Le débat sur l'interdiction des réseaux sociaux pour les jeunes de moins de 15 ans se tiendra à l'Assemblée nationale le 26 janvier 2026, soutenu par le gouvernement.
Cette initiative pourrait se révéler emblématique pour le deuxième mandat d'Emmanuel Macron. À partir de lundi, les députés examineront la proposition de loi de la députée Laure Miller (EPR), qui préconise d'interdire l'accès aux plateformes comme TikTok, Snapchat et Instagram aux moins de 15 ans. Au-delà de cela, ce texte vise également à élargir, dès 2026, l'interdiction des téléphones portables dans les lycées, à l'instar des collèges.
Des conséquences néfastes sur la santé mentale
Le projet de loi, qui reflète les préoccupations récurrentes du président concernant la santé des jeunes, a reçu un fort écho suite à un rapport de l'Anses.

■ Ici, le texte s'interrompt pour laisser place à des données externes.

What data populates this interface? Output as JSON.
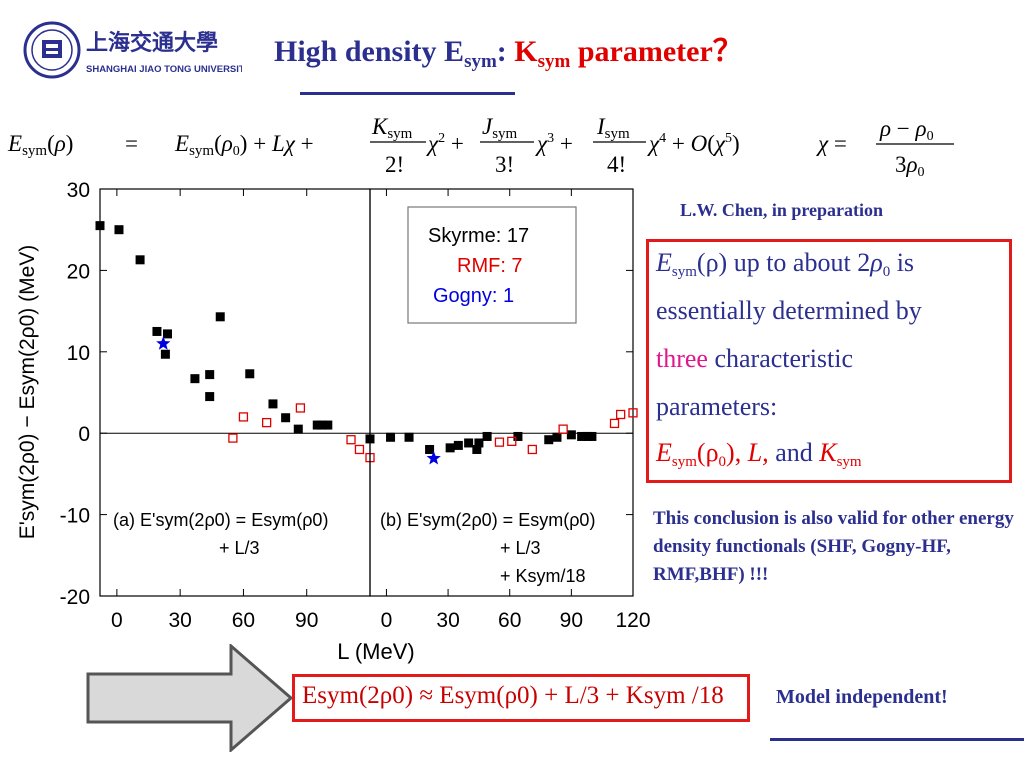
{
  "logo": {
    "cn": "上海交通大學",
    "en": "SHANGHAI JIAO TONG UNIVERSITY"
  },
  "title": {
    "part1": "High density E",
    "part1_sub": "sym",
    "colon": ":",
    "part2": "K",
    "part2_sub": "sym",
    "part3": "parameter？"
  },
  "formula": {
    "chi_def": "χ = (ρ − ρ0)/3ρ0"
  },
  "credit": "L.W. Chen, in preparation",
  "box": {
    "line1a": "E",
    "line1sub": "sym",
    "line1b": "(ρ)",
    "line1c": " up to about 2",
    "line1d": "ρ",
    "line1dsub": "0",
    "line1e": " is",
    "line2": "essentially determined by",
    "line3a": "three",
    "line3b": " characteristic",
    "line4": "parameters:",
    "line5a": "E",
    "line5sub": "sym",
    "line5b": "(ρ",
    "line5bsub": "0",
    "line5c": "),",
    "line5d": "L,",
    "line5e": " and ",
    "line5f": "K",
    "line5fsub": "sym"
  },
  "conclusion": "This conclusion is also valid for other energy density functionals (SHF, Gogny-HF, RMF,BHF) !!!",
  "approx": {
    "text": "Esym(2ρ0) ≈ Esym(ρ0) + L/3 + Ksym /18"
  },
  "model_independent": "Model independent!",
  "colors": {
    "title": "#2b2f8f",
    "red": "#e00000",
    "magenta": "#e0168c",
    "skyrme": "#000000",
    "rmf": "#e00000",
    "gogny": "#0000e0"
  },
  "chart_data": {
    "type": "scatter",
    "xlabel": "L (MeV)",
    "ylabel": "E'sym(2ρ0) − Esym(2ρ0) (MeV)",
    "ylim": [
      -20,
      30
    ],
    "yticks": [
      30,
      20,
      10,
      0,
      -10,
      -20
    ],
    "legend": {
      "title": "",
      "entries": [
        "Skyrme: 17",
        "RMF:  7",
        "Gogny: 1"
      ]
    },
    "panels": [
      {
        "label": "(a) E'sym(2ρ0) = Esym(ρ0) + L/3",
        "xlim": [
          -8,
          120
        ],
        "xticks": [
          0,
          30,
          60,
          90
        ],
        "series": [
          {
            "name": "Skyrme",
            "marker": "filled-square",
            "points": [
              [
                -8,
                25.5
              ],
              [
                1,
                25
              ],
              [
                11,
                21.3
              ],
              [
                19,
                12.5
              ],
              [
                24,
                12.2
              ],
              [
                23,
                9.7
              ],
              [
                37,
                6.7
              ],
              [
                44,
                7.2
              ],
              [
                44,
                4.5
              ],
              [
                49,
                14.3
              ],
              [
                63,
                7.3
              ],
              [
                74,
                3.6
              ],
              [
                80,
                1.9
              ],
              [
                86,
                0.5
              ],
              [
                95,
                1
              ],
              [
                97,
                1
              ],
              [
                100,
                1
              ]
            ]
          },
          {
            "name": "RMF",
            "marker": "open-square",
            "points": [
              [
                55,
                -0.6
              ],
              [
                60,
                2
              ],
              [
                71,
                1.3
              ],
              [
                87,
                3.1
              ],
              [
                111,
                -0.8
              ],
              [
                115,
                -2
              ],
              [
                120,
                -3
              ]
            ]
          },
          {
            "name": "Gogny",
            "marker": "star",
            "points": [
              [
                22,
                11
              ]
            ]
          }
        ]
      },
      {
        "label": "(b) E'sym(2ρ0) = Esym(ρ0) + L/3 + Ksym/18",
        "xlim": [
          -8,
          120
        ],
        "xticks": [
          0,
          30,
          60,
          90,
          120
        ],
        "series": [
          {
            "name": "Skyrme",
            "marker": "filled-square",
            "points": [
              [
                -8,
                -0.7
              ],
              [
                2,
                -0.5
              ],
              [
                11,
                -0.5
              ],
              [
                21,
                -2
              ],
              [
                31,
                -1.8
              ],
              [
                35,
                -1.5
              ],
              [
                40,
                -1.2
              ],
              [
                44,
                -2
              ],
              [
                45,
                -1.2
              ],
              [
                49,
                -0.4
              ],
              [
                64,
                -0.4
              ],
              [
                79,
                -0.8
              ],
              [
                83,
                -0.5
              ],
              [
                90,
                -0.2
              ],
              [
                95,
                -0.4
              ],
              [
                98,
                -0.4
              ],
              [
                100,
                -0.4
              ]
            ]
          },
          {
            "name": "RMF",
            "marker": "open-square",
            "points": [
              [
                55,
                -1.1
              ],
              [
                61,
                -1
              ],
              [
                71,
                -2
              ],
              [
                86,
                0.5
              ],
              [
                111,
                1.2
              ],
              [
                114,
                2.3
              ],
              [
                120,
                2.5
              ]
            ]
          },
          {
            "name": "Gogny",
            "marker": "star",
            "points": [
              [
                23,
                -3.1
              ]
            ]
          }
        ]
      }
    ]
  }
}
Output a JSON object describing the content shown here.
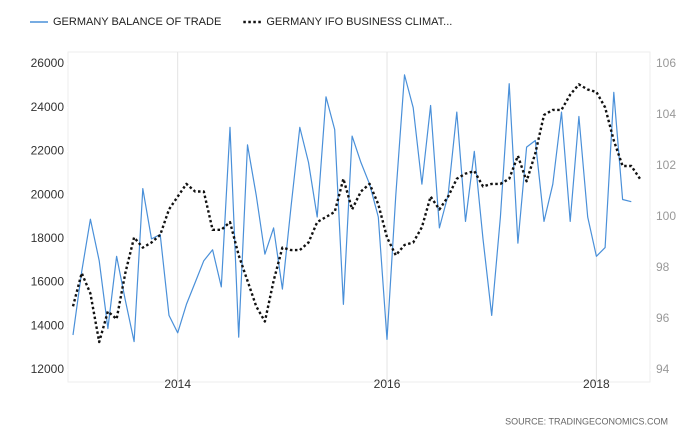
{
  "chart_data": {
    "type": "line",
    "categories": [
      null,
      null,
      null,
      null,
      null,
      null,
      null,
      null,
      null,
      null,
      null,
      null,
      "2014",
      null,
      null,
      null,
      null,
      null,
      null,
      null,
      null,
      null,
      null,
      null,
      null,
      null,
      null,
      null,
      null,
      null,
      null,
      null,
      null,
      null,
      null,
      null,
      "2016",
      null,
      null,
      null,
      null,
      null,
      null,
      null,
      null,
      null,
      null,
      null,
      null,
      null,
      null,
      null,
      null,
      null,
      null,
      null,
      null,
      null,
      null,
      null,
      "2018",
      null,
      null,
      null,
      null,
      null
    ],
    "series": [
      {
        "name": "GERMANY BALANCE OF TRADE",
        "color": "#4a90d9",
        "dash": false,
        "values": [
          13600,
          16500,
          18900,
          17000,
          13900,
          17200,
          15200,
          13300,
          20300,
          18000,
          18200,
          14500,
          13700,
          15000,
          16000,
          17000,
          17500,
          15800,
          23100,
          13500,
          22300,
          20000,
          17300,
          18500,
          15700,
          19500,
          23100,
          21500,
          19000,
          24500,
          23000,
          15000,
          22700,
          21500,
          20500,
          19000,
          13400,
          20000,
          25500,
          24000,
          20500,
          24100,
          18500,
          20000,
          23800,
          18800,
          22000,
          18000,
          14500,
          19000,
          25100,
          17800,
          22200,
          22500,
          18800,
          20500,
          23800,
          18800,
          23600,
          19000,
          17200,
          17600,
          24700,
          19800,
          19700,
          null
        ]
      },
      {
        "name": "GERMANY IFO BUSINESS CLIMAT...",
        "color": "#111111",
        "dash": true,
        "axis": "y2",
        "values": [
          96.5,
          97.8,
          97.0,
          95.1,
          96.3,
          96.0,
          97.8,
          99.2,
          98.8,
          99.0,
          99.3,
          100.3,
          100.8,
          101.3,
          101.0,
          101.0,
          99.5,
          99.5,
          99.8,
          98.5,
          97.5,
          96.5,
          95.9,
          97.5,
          98.8,
          98.7,
          98.7,
          99.0,
          99.8,
          100.0,
          100.2,
          101.5,
          100.3,
          101.0,
          101.3,
          100.5,
          99.2,
          98.5,
          98.9,
          99.0,
          99.6,
          100.8,
          100.3,
          100.8,
          101.5,
          101.7,
          101.8,
          101.2,
          101.3,
          101.3,
          101.5,
          102.4,
          101.4,
          102.5,
          104.0,
          104.2,
          104.2,
          104.8,
          105.2,
          105.0,
          104.9,
          104.3,
          103.0,
          102.0,
          102.0,
          101.5
        ]
      }
    ],
    "ylim": [
      12000,
      26000
    ],
    "yticks": [
      12000,
      14000,
      16000,
      18000,
      20000,
      22000,
      24000,
      26000
    ],
    "y2lim": [
      94,
      106
    ],
    "y2ticks": [
      94,
      96,
      98,
      100,
      102,
      104,
      106
    ],
    "grid": "x",
    "legend": "top-left",
    "source": "SOURCE: TRADINGECONOMICS.COM"
  }
}
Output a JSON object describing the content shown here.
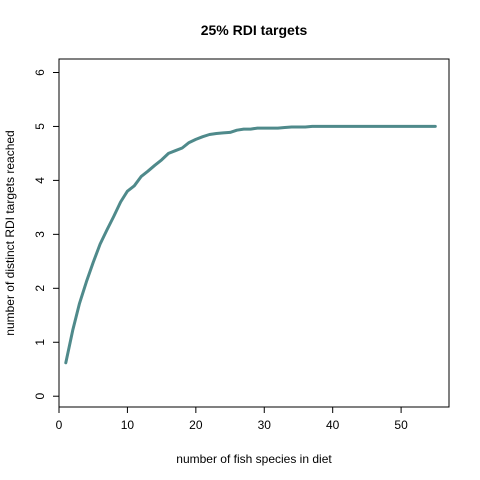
{
  "chart_data": {
    "type": "line",
    "title": "25% RDI targets",
    "xlabel": "number of fish species in diet",
    "ylabel": "number of distinct RDI targets reached",
    "xlim": [
      0,
      57
    ],
    "ylim": [
      -0.2,
      6.25
    ],
    "xticks": [
      "0",
      "10",
      "20",
      "30",
      "40",
      "50"
    ],
    "yticks": [
      "0",
      "1",
      "2",
      "3",
      "4",
      "5",
      "6"
    ],
    "grid": false,
    "legend": "none",
    "line_color": "#4f8a8b",
    "series": [
      {
        "x": [
          1,
          2,
          3,
          4,
          5,
          6,
          7,
          8,
          9,
          10,
          11,
          12,
          13,
          14,
          15,
          16,
          17,
          18,
          19,
          20,
          21,
          22,
          23,
          24,
          25,
          26,
          27,
          28,
          29,
          30,
          31,
          32,
          33,
          34,
          35,
          36,
          37,
          38,
          39,
          40,
          41,
          42,
          43,
          44,
          45,
          46,
          47,
          48,
          49,
          50,
          51,
          52,
          53,
          54,
          55
        ],
        "values": [
          0.62,
          1.22,
          1.72,
          2.12,
          2.48,
          2.82,
          3.08,
          3.33,
          3.6,
          3.8,
          3.9,
          4.07,
          4.17,
          4.28,
          4.38,
          4.5,
          4.55,
          4.6,
          4.7,
          4.76,
          4.81,
          4.85,
          4.87,
          4.88,
          4.89,
          4.93,
          4.95,
          4.95,
          4.97,
          4.97,
          4.97,
          4.97,
          4.98,
          4.99,
          4.99,
          4.99,
          5.0,
          5.0,
          5.0,
          5.0,
          5.0,
          5.0,
          5.0,
          5.0,
          5.0,
          5.0,
          5.0,
          5.0,
          5.0,
          5.0,
          5.0,
          5.0,
          5.0,
          5.0,
          5.0
        ]
      }
    ]
  }
}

L'agence a alerté sur les dangers dont sont victimes les adolescents dans l'univers numérique, tels que le cyberharcèlement et l'exposition à des contenus inappropriés. Une jeune patiente a partagé son expérience en indiquant que les réseaux sociaux romantisent des comportements à risque.
Emmanuel Macron a, de son côté, enregistré une vidéo pour affirmer son soutien à cette mesure, évoquant la « procédure accélérée » pour permettre une mise en œuvre rapide de la loi. Cette démarche a d'ailleurs suscité des critiques de l'opposition, pour qui l'interdiction se révèle être une forme de « paternalisme numérique ».
La conformité avec le droit européen
Pour atteindre un compromis légal, la proposition a été modifiée suite aux critiques du Conseil d'État concernant la version initiale du texte. Le but est d'assurer la conformité avec le droit européen, en évitant les écueils d'une législation antérieure qui n'a jamais été appliquée.
La dernière version de la loi inclut des mesures spécifiques, où certaines plateformes peuvent être soumises à un système d'autorisation parentale. Cependant, la complexité de cette régulation a suscité des réticences au sein du gouvernement.
Vérifier l'âge des utilisateurs
Le gouvernement, par le biais de Laurel Miller, a déposé un amendement en délai pour clarifier que « l'accès à un service de réseau social en ligne est interdit aux mineurs de quinze ans », tout en laissant certaines exceptions pour les contenus éducatifs. Toutefois, un système de vérification d'âge efficace reste à établir, en lien avec des travaux en cours au niveau européen.